For the study, Baker and her colleagues analyzed the blood alcohol concentrations and drinking habits of 818 drivers killed in automobile crashes, using data from the Fatality Analysis Reporting System and the National Mortality Followback Survey, which surveyed spouses and close relatives about the deceased drivers' drinking habits.

The study found that a substantial proportion of the deceased drivers were not identified as problem drinkers, although there was a strong association between blood alcohol concentrations, or BACs, and drinking history. Depending on the problem-drinking indicator, 21 percent to 61 percent of deceased drivers with very high BACs (0.15 g/dL or higher) met the criteria for problem drinking. About 21 percent of drivers with very high BACs were reported as driving within two hours of consuming five or more drinks at least once a month, compared with 2 percent of those with zero BACs. Relatives described 31 percent of deceased drivers with very high BACs as problem drinkers, compared with only 1 percent of drivers with a BAC of zero. Sixty-one percent of drivers with very high BACs were classified as heavy drinkers, compared with 7 percent with zero BACs.
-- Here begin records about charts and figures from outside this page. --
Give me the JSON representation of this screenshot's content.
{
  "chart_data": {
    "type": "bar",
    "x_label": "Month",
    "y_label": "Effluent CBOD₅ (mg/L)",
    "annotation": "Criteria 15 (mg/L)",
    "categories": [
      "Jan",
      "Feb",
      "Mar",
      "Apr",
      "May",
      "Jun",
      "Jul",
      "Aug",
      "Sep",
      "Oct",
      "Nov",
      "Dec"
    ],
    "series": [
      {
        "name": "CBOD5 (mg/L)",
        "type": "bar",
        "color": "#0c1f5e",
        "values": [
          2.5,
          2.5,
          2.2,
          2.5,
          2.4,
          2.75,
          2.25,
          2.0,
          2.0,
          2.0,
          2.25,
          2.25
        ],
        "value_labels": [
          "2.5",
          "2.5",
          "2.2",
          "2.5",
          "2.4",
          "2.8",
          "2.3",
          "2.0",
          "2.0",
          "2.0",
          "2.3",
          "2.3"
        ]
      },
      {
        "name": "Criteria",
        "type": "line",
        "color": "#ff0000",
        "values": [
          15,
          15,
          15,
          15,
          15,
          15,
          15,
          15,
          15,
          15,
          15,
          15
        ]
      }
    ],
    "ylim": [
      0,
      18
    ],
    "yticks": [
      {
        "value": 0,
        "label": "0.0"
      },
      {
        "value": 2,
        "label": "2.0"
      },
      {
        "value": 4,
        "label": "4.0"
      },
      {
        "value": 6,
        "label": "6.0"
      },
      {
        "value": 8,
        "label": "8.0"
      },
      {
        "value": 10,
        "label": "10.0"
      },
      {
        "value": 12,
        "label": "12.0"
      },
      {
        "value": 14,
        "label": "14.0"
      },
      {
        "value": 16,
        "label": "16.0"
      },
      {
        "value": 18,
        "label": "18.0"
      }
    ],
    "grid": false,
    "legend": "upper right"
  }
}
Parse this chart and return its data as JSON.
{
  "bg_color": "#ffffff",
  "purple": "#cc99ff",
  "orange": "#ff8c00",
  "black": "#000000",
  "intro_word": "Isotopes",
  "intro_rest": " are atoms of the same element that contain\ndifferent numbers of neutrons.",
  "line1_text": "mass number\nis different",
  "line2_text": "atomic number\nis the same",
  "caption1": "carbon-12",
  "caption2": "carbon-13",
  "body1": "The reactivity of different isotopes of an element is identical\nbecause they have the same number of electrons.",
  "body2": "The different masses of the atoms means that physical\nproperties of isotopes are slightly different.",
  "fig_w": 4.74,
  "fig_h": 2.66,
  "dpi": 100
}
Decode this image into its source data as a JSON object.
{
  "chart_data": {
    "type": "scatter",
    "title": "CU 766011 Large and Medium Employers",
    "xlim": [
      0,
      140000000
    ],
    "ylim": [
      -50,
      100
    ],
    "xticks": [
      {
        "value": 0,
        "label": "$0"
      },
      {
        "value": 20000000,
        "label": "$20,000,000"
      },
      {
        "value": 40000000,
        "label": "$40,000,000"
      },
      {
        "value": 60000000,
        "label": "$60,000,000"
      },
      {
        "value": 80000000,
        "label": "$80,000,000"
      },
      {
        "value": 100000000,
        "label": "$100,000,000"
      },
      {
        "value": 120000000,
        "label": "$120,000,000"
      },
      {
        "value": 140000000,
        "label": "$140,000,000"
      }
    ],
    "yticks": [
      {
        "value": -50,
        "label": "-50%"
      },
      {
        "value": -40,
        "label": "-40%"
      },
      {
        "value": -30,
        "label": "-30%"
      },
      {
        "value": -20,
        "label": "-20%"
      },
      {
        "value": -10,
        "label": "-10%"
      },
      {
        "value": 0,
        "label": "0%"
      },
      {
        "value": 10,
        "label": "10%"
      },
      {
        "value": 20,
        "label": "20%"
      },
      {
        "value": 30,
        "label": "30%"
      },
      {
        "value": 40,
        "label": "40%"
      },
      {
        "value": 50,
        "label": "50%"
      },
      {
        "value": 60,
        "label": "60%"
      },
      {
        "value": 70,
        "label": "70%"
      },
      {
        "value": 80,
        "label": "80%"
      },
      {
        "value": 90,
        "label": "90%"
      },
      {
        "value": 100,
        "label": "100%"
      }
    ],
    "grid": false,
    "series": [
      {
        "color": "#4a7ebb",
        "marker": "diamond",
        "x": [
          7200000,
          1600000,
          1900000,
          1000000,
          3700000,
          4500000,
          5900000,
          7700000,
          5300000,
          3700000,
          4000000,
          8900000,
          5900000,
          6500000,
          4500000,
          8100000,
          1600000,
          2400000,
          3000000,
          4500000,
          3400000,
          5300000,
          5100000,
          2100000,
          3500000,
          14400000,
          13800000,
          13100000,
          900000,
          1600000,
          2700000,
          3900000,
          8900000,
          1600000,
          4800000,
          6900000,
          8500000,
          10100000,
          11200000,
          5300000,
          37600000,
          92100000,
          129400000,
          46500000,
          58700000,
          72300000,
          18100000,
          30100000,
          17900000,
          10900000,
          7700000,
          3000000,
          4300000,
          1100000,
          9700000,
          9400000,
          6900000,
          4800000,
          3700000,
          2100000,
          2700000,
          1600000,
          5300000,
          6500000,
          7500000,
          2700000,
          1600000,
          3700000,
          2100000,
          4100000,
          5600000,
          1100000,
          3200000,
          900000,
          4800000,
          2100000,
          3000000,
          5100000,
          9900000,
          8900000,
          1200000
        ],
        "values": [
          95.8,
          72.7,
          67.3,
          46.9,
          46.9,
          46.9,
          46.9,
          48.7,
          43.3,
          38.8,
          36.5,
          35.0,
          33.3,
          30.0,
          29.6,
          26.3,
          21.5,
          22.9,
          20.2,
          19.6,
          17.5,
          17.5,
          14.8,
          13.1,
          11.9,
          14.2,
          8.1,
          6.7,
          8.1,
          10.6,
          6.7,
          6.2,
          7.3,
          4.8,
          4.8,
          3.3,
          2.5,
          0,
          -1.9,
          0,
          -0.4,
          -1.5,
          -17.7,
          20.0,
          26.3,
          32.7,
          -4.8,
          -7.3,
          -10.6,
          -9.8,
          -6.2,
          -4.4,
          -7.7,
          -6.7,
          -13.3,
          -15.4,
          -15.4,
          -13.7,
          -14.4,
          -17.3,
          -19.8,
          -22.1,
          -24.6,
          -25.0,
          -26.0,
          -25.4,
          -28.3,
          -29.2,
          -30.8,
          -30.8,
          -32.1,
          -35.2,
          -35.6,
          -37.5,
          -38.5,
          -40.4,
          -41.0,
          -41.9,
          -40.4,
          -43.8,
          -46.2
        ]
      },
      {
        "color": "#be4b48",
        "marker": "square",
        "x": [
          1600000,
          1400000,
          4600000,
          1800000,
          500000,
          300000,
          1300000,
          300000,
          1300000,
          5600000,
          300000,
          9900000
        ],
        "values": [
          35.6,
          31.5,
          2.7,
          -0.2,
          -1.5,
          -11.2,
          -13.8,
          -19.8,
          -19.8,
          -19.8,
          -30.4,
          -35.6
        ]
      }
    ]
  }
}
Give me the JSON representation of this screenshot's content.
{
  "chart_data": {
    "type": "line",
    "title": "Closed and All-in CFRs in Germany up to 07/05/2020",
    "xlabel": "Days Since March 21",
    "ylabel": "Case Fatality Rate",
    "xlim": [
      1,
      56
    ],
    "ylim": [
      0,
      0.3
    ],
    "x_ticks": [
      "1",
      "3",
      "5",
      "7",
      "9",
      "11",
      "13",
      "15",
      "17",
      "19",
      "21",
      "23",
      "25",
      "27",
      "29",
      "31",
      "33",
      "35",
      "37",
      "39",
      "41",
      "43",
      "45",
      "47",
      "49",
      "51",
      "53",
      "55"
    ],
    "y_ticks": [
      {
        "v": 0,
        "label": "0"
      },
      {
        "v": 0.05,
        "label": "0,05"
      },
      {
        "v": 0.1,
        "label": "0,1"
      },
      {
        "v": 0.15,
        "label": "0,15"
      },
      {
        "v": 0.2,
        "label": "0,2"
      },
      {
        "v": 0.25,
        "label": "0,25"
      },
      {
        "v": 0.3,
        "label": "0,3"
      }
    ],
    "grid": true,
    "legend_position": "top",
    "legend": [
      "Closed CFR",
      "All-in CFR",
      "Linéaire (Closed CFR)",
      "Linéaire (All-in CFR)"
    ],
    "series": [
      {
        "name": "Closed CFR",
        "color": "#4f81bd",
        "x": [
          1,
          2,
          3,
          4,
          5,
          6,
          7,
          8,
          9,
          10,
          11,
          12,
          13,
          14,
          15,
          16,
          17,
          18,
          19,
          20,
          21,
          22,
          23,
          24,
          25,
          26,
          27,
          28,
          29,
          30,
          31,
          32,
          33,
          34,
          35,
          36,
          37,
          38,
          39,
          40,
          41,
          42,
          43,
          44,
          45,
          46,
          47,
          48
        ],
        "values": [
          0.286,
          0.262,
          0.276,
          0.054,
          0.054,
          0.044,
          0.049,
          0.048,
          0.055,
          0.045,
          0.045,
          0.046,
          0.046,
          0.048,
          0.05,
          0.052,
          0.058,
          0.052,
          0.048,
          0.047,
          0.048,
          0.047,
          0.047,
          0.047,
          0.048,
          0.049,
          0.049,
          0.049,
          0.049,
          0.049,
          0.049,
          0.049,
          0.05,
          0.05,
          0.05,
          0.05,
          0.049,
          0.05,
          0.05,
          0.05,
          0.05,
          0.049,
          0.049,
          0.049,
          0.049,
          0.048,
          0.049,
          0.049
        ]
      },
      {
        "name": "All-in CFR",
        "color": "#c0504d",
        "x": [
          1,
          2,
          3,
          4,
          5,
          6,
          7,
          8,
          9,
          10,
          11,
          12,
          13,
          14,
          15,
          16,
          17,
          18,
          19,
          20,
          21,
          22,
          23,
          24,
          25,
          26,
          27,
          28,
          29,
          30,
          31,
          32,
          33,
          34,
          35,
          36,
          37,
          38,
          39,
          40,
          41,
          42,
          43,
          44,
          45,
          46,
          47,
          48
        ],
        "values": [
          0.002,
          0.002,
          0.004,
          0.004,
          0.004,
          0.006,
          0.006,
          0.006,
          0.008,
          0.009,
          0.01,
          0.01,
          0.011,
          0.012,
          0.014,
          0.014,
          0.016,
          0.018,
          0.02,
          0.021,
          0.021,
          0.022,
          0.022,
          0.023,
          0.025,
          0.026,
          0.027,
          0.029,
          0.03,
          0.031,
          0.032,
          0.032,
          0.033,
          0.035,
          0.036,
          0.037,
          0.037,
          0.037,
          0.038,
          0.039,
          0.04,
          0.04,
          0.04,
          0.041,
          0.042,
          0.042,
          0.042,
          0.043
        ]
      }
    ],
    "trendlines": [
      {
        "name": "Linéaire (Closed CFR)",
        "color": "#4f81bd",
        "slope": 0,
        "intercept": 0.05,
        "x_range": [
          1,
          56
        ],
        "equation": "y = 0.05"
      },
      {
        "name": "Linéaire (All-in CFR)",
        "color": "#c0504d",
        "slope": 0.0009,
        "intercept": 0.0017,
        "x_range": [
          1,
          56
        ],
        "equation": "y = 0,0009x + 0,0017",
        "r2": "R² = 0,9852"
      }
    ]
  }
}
The legal standard for intoxication in 33 states is a BAC of 0.08 g/dL or higher (two other states will have 0.08 standards starting in 2003). In other states, it is 0.10 g/dL or higher. The study also found that only 7 percent of the deceased drivers had been convicted of alcohol-impaired driving in the three years prior to their fatal crash; 19 percent of the drivers with very high BACs had such a conviction in their driving records.

The study was funded by the Insurance Institute for Highway Safety and the Centers for Disease Control and Prevention.